On 15/05/18 21:49, Srinivas Pandruvada wrote:
> intel_pstate has two operating modes: active and passive. In "active"
> mode, the in-built scaling governor is used and in "passive" mode,
> the driver can be used with any governor like "schedutil". In "active"
> mode the utilization values from schedutil is not used and there is
> a requirement from high performance computing use cases, not to read
> any APERF/MPERF MSRs.

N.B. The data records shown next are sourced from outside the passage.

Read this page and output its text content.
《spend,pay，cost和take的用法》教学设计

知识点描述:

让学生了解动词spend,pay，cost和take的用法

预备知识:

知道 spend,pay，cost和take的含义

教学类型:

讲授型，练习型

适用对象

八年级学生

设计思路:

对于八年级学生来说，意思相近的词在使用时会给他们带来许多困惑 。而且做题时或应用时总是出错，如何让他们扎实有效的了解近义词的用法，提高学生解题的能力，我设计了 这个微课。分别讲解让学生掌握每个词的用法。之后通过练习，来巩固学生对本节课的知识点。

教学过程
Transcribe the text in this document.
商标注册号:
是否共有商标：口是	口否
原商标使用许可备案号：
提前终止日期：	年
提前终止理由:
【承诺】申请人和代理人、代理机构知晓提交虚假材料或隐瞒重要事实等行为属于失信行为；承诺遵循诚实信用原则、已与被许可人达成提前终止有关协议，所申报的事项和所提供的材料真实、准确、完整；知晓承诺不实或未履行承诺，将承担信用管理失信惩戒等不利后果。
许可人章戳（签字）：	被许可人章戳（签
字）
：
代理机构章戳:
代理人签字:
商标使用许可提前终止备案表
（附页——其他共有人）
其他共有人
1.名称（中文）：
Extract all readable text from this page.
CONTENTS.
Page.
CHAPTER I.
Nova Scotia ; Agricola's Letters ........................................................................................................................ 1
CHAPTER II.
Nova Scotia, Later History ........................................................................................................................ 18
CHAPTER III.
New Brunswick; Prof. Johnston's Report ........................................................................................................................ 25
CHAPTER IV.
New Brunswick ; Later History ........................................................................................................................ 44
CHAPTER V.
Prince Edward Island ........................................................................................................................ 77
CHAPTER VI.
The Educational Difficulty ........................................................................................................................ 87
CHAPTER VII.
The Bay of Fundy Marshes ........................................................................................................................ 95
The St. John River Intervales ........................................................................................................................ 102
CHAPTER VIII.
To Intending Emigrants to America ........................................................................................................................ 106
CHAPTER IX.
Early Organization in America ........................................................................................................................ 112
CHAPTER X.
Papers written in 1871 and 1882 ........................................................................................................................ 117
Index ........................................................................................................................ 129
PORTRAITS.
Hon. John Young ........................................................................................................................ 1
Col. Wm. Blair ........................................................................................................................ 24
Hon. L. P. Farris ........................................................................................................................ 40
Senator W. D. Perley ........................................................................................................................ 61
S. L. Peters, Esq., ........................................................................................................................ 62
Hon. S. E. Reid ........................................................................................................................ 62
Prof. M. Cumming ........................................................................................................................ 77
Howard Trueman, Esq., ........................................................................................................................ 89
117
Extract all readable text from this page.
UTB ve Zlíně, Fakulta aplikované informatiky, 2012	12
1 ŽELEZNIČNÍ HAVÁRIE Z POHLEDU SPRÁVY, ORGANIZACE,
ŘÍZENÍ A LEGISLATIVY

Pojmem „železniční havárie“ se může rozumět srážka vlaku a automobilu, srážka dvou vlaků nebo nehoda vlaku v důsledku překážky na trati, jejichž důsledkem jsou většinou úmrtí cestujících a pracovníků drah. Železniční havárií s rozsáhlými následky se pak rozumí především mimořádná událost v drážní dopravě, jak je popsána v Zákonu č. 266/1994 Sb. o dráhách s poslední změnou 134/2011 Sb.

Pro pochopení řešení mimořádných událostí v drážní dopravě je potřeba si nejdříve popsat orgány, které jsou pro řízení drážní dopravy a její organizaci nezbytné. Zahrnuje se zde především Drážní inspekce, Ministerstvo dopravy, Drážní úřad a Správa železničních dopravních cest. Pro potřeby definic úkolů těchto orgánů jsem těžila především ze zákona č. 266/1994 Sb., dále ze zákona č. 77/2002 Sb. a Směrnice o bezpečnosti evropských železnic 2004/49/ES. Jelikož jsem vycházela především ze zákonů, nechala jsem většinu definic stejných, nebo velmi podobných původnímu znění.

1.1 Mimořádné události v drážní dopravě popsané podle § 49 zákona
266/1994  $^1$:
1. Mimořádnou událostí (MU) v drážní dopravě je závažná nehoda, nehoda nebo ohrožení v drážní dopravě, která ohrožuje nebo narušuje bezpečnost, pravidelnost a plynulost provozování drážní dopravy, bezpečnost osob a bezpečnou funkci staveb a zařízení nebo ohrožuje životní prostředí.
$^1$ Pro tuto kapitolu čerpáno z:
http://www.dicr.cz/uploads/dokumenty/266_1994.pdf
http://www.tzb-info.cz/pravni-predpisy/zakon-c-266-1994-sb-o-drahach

In this case no need to use CPU cycles for
> frequency invariant accounting by reading APERF/MPERF MSRs.
> With this change frequency invariant account is only enabled in
> "passive" mode.
>
> Signed-off-by: Srinivas Pandruvada <srinivas.pandruvada@xxxxxxxxxxxxxxx>
> ---
> [Note: The tick will be enabled later in the series when hwp dynamic
> boost is enabled]
>
> drivers/cpufreq/intel_pstate.c | 5 +++++
> 1 file changed, 5 insertions(+)
>
> diff --git a/drivers/cpufreq/intel_pstate.c b/drivers/cpufreq/intel_pstate.c
> index 17e566af..f686bbe 100644
> --- a/drivers/cpufreq/intel_pstate.c
> +++ b/drivers/cpufreq/intel_pstate.c
> @@ -2040,6 +2040,8 @@ static int intel_pstate_register_driver(struct cpufreq_driver *driver)
> {
> int ret;
>
> + x86_arch_scale_freq_tick_disable();
> +
> memset(&global, 0, sizeof(global));
> global.max_perf_pct = 100;
>
> @@ -2052,6 +2054,9 @@ static int intel_pstate_register_driver(struct cpufreq_driver *driver)
>
> global.min_perf_pct = min_perf_pct_min();
>
> + if (driver == &intel_cpufreq)
> + x86_arch_scale_freq_tick_enable();

This will unconditionally trigger the reading/calculation at each tick
even though information is not actually consumed (e.g., running
performance or any other governor), right? Do we want that?

Anyway, FWIW I started testing this on a E5-2609 v3 and I'm not seeing
hackbench regressions so far (running with schedutil governor).

Best,

- Juri